Busiswa harbours no hard feelings about missing out on Beyoncé tour

Muso says 'My Power' paying her well despite the 'snub'

Masego Seemela Online journalist
Busiswa on being a voice for young aspiring musicians.
Busiswa on being a voice for young aspiring musicians.
Image: Supplied.

Busiswa admits that she was disappointed when she didn't get to perform with Beyoncé on stage during the Renaissance World Tour, but she harbours no hard feelings and believes her turn will come one day.

The 35-year-old singer was responding to a moment that upset her African fans online during the Swedish leg of the tour last May, when her much-loved Xhosa verse in their collaboration My Power was performed without her. 

One of Busiswa's biggest career highlights remains featuring on Beyoncé's album Black is King on the song My Power alongside Tierra Whack, Nija, Yemi Alade, Moonchild Sanelly and DJ Lag.

While Busiswa was grateful to fans for campaigning for her, she confirmed that she had no ill feelings about it.

"Everyone in SA and Africa was so positive and on my side but in the same breath, I am appreciative of being an African artist to have vocals on Beyoncé's music,” she said.

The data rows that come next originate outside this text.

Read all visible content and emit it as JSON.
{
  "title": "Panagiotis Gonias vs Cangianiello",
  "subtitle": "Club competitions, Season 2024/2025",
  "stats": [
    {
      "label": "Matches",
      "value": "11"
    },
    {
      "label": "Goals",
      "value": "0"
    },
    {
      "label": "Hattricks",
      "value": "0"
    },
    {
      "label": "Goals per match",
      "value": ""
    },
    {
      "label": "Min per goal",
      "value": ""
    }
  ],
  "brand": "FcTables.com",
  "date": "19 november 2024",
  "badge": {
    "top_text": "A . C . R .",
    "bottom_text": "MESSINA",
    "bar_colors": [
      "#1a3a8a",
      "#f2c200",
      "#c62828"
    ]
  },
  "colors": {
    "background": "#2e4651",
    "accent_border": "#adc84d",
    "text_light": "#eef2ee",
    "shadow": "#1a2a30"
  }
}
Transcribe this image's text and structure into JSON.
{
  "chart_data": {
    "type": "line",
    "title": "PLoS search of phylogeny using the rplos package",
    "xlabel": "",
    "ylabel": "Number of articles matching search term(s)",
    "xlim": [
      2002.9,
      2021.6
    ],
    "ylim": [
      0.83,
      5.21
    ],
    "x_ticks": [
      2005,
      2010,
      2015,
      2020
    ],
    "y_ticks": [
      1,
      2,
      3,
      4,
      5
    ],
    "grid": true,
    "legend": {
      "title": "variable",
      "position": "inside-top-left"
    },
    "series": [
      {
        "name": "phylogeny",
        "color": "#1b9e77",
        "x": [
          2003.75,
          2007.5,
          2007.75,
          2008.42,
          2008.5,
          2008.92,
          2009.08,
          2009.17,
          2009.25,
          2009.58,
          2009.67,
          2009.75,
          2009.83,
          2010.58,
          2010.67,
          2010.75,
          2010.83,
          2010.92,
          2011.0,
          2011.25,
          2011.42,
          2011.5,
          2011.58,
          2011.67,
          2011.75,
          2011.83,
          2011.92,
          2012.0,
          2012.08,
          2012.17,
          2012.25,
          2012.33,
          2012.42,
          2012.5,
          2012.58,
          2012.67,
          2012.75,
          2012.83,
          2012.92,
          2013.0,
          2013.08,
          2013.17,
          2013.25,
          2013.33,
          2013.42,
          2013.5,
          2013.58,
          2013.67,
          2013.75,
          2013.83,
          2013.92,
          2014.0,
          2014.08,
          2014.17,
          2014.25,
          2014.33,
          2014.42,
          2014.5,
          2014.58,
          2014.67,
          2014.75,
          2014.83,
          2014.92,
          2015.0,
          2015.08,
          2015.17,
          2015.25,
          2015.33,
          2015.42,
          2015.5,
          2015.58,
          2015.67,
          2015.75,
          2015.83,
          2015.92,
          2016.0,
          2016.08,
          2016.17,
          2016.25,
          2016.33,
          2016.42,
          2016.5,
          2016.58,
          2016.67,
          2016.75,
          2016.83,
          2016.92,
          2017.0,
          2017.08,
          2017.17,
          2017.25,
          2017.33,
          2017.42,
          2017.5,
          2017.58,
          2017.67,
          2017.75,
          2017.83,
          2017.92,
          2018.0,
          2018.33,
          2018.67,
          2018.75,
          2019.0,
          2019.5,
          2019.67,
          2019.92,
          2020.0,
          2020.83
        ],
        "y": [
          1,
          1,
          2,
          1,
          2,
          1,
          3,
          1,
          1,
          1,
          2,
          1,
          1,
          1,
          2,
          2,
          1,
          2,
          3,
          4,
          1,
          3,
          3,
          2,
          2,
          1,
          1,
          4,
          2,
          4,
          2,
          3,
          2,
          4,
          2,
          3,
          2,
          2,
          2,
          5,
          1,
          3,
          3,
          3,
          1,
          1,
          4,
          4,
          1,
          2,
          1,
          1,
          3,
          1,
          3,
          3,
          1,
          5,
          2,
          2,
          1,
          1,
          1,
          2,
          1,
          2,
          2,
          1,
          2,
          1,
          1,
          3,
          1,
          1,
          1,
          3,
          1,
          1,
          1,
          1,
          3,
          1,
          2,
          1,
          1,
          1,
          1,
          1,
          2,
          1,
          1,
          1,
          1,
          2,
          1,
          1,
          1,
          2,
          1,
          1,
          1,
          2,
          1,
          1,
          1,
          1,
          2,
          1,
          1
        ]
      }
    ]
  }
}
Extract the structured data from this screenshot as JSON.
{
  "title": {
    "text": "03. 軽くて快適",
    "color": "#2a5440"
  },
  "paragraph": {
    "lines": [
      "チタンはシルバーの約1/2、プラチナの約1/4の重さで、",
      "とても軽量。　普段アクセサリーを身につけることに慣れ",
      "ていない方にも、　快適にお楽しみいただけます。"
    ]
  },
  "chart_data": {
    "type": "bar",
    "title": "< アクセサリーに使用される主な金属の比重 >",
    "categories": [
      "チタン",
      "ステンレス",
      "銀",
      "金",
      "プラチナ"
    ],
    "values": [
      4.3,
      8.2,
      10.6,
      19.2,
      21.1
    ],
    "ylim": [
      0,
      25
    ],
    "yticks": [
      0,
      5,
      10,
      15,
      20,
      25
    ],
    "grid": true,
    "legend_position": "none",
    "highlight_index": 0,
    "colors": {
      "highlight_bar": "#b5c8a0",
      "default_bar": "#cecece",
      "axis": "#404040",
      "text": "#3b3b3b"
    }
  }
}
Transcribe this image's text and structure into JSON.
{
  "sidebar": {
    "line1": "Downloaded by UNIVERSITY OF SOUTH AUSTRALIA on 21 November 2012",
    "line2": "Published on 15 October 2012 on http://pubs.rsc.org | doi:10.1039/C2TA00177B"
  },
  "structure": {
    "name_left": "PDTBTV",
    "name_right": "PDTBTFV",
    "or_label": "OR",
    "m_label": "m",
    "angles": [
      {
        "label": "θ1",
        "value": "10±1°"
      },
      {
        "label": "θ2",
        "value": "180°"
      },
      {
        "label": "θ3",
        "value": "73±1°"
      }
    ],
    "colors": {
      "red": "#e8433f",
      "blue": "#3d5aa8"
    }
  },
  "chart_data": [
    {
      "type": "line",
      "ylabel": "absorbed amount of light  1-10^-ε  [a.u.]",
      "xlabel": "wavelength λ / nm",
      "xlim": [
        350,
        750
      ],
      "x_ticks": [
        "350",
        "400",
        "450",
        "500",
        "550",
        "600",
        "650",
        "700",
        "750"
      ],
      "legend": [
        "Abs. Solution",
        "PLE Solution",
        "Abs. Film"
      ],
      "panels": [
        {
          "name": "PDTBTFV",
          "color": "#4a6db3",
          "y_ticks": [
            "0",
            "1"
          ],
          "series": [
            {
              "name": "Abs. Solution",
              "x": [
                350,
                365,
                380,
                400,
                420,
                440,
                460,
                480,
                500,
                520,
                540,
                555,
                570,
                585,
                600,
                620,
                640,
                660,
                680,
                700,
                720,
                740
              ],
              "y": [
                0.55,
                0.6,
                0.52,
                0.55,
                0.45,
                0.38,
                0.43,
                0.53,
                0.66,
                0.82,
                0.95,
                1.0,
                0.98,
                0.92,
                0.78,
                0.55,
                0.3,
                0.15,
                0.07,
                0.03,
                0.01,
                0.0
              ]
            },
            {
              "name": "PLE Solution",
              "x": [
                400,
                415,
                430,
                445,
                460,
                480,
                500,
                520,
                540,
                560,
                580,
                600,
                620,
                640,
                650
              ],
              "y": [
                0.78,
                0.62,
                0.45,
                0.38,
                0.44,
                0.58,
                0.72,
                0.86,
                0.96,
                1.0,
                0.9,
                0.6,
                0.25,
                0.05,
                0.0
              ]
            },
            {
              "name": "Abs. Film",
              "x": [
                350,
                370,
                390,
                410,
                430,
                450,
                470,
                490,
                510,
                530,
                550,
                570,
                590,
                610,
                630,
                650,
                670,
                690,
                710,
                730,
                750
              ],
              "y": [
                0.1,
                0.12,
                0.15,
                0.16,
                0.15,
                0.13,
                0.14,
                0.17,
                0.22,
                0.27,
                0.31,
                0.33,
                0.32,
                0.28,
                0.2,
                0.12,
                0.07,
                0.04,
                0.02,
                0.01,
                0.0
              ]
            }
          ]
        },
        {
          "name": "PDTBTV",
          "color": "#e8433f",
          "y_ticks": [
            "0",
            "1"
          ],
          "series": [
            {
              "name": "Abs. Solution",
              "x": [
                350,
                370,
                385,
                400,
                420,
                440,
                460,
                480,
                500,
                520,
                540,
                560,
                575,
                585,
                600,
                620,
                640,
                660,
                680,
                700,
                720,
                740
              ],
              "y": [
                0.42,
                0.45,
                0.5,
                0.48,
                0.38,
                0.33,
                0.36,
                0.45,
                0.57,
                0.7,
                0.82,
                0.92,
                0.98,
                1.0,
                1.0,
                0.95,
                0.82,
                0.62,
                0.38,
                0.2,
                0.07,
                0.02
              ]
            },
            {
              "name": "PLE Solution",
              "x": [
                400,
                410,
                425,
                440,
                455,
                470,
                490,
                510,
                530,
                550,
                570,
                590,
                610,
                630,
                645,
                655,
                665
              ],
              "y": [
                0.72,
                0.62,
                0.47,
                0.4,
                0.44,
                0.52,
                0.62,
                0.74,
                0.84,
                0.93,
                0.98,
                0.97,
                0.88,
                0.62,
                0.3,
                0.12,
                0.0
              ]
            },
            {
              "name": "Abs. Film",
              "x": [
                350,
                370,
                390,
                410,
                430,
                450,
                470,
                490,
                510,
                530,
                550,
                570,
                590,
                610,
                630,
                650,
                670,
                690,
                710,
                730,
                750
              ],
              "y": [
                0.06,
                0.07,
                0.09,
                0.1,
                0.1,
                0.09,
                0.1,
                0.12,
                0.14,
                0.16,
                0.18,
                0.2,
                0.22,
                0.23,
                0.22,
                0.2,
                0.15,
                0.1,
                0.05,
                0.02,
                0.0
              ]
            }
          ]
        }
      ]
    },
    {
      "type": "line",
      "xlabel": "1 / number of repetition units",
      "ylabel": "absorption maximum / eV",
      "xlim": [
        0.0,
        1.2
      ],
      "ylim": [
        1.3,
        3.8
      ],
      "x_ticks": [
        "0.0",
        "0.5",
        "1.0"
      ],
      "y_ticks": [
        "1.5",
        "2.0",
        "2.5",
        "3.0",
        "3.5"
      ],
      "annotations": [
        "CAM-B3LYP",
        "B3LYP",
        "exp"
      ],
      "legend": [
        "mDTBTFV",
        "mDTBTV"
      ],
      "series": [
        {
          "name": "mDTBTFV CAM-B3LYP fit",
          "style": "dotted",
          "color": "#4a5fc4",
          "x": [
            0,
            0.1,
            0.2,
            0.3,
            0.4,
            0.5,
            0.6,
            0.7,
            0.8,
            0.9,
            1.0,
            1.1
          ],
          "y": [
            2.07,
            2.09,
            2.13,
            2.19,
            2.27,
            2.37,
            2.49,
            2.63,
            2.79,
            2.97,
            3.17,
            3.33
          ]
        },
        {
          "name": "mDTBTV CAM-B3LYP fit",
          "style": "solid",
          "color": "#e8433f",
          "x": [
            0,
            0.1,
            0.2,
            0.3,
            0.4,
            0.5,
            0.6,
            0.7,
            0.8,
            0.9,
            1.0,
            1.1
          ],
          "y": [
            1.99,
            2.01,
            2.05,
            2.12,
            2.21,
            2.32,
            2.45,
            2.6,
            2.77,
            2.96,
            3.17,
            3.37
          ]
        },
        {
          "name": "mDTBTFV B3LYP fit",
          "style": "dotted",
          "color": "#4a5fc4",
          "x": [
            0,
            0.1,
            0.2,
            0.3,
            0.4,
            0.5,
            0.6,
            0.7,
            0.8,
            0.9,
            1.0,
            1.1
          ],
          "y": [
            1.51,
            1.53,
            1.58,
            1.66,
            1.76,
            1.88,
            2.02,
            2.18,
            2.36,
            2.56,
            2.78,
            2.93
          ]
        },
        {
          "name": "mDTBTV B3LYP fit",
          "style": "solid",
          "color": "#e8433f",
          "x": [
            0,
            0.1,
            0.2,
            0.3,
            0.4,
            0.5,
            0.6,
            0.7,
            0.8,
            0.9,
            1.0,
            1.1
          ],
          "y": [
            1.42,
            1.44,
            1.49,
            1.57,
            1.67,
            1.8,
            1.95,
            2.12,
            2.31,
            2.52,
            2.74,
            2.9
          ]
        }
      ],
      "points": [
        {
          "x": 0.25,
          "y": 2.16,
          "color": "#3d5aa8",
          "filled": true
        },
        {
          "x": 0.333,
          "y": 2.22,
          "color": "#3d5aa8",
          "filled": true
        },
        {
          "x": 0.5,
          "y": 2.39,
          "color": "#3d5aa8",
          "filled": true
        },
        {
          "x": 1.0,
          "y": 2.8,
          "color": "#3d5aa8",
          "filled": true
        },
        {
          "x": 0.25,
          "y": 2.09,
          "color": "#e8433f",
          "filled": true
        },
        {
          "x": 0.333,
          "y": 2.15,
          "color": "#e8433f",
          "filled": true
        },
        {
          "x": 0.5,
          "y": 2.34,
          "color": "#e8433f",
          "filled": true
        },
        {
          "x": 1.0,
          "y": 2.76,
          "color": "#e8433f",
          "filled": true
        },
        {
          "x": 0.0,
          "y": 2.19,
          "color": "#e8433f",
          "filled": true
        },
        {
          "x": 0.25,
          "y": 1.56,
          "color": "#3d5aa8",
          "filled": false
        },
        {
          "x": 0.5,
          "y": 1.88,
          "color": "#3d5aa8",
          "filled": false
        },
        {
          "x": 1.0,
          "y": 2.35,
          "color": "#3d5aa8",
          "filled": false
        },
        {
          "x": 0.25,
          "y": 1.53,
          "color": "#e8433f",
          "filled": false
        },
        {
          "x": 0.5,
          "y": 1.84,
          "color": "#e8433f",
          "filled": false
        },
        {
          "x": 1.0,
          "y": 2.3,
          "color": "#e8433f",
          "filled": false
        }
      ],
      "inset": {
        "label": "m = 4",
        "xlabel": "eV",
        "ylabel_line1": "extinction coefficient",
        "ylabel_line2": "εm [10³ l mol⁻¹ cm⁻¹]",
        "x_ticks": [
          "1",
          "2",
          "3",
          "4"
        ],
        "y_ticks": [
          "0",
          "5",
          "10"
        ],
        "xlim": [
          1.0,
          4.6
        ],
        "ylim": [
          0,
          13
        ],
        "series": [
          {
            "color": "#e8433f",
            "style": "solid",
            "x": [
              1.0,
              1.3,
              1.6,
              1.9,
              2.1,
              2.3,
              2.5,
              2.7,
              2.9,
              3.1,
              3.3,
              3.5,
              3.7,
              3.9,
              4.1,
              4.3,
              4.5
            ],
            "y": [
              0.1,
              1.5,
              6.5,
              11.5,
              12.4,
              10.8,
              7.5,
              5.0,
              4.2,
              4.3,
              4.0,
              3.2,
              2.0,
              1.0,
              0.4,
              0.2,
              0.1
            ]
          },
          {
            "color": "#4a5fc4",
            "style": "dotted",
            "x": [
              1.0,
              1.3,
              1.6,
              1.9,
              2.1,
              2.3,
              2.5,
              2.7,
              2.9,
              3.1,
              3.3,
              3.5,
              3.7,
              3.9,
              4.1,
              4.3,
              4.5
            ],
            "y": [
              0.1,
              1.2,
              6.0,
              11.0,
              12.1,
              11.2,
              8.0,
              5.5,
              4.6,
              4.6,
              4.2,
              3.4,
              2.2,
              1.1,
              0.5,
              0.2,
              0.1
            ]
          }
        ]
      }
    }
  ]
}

“I understood when another musician was chosen instead of me. Yes, I wished I was on stage with Bey because it would’ve changed the whole trajectory of my career but I do believe that time will come. I do believe I will perform with her one day.

"I mean, My Power continues to put money in my pocket. No matter what, I always try to remain positive. Look at it this way, I’ve done work on Black Panther – so, there’s more in store. I also hope to collaborate with Burna Boy and Tems.” 

Busiswa believes the intellectual property of musicians is of utmost importance as it gives them a fighting chance in the music industry.

Image: Supplied.

“It’s just wrong to take from musicians and still not credit them for their contribution to whatever project they’ve been part of," she said.

Busiswa first made her mark on DJ Zinhle's 2012 hit song My Name Is. Making the road smoother for those coming after her is paramount to Busiswa.

“As much as there are music schools, there are very few music business universities for aspiring artists to go to… one kind of learns on the job most of the time in this country, so as a responsible musician, I know I have to pay it forward by giving my time to such conferences that help up-skill young talent with the necessary skills that they need," she said.

The singer-songwriter, whose music career spans over 12 years, will lend her voice as one of the speakers at the Africa Rising Music Conference taking place on May 27-28 at the Market Theatre in Newtown, Joburg.

Other speakers at the conference include PJ Powers, Antos Stella, Linah "Ebony" Ngcobo, Thandi Ntuli, Hloni Modise Matau, Maps Maponyane, and Kim Jayde.

The music conference is aimed at equipping young artists with the necessary tools to start a career. 

“Fortunately, what’s been happening organically for musicians specifically black musicians in this county is finding access to studios and other bigger artists. Just yesterday, I got a beat from an artist from Mthatha [in Eastern Cape]. This beat is quite amazing and sounds very international," she said.

“So, despite the odds against them, these young people are finding ways to fit themselves into the music industry."

Busiswa added that there will always be highs and lows in a music career and artists should be more open about it.

“Just the other day a petrol attendant said to me: ‘Don’t you feel like giving us a hit this year?’ and went on to say he misses my voice on radio, but what he doesn’t understand is I’m no longer licensed with a major label and I’ve been an independent artist – so the rollout plan and the challenges are different," she said.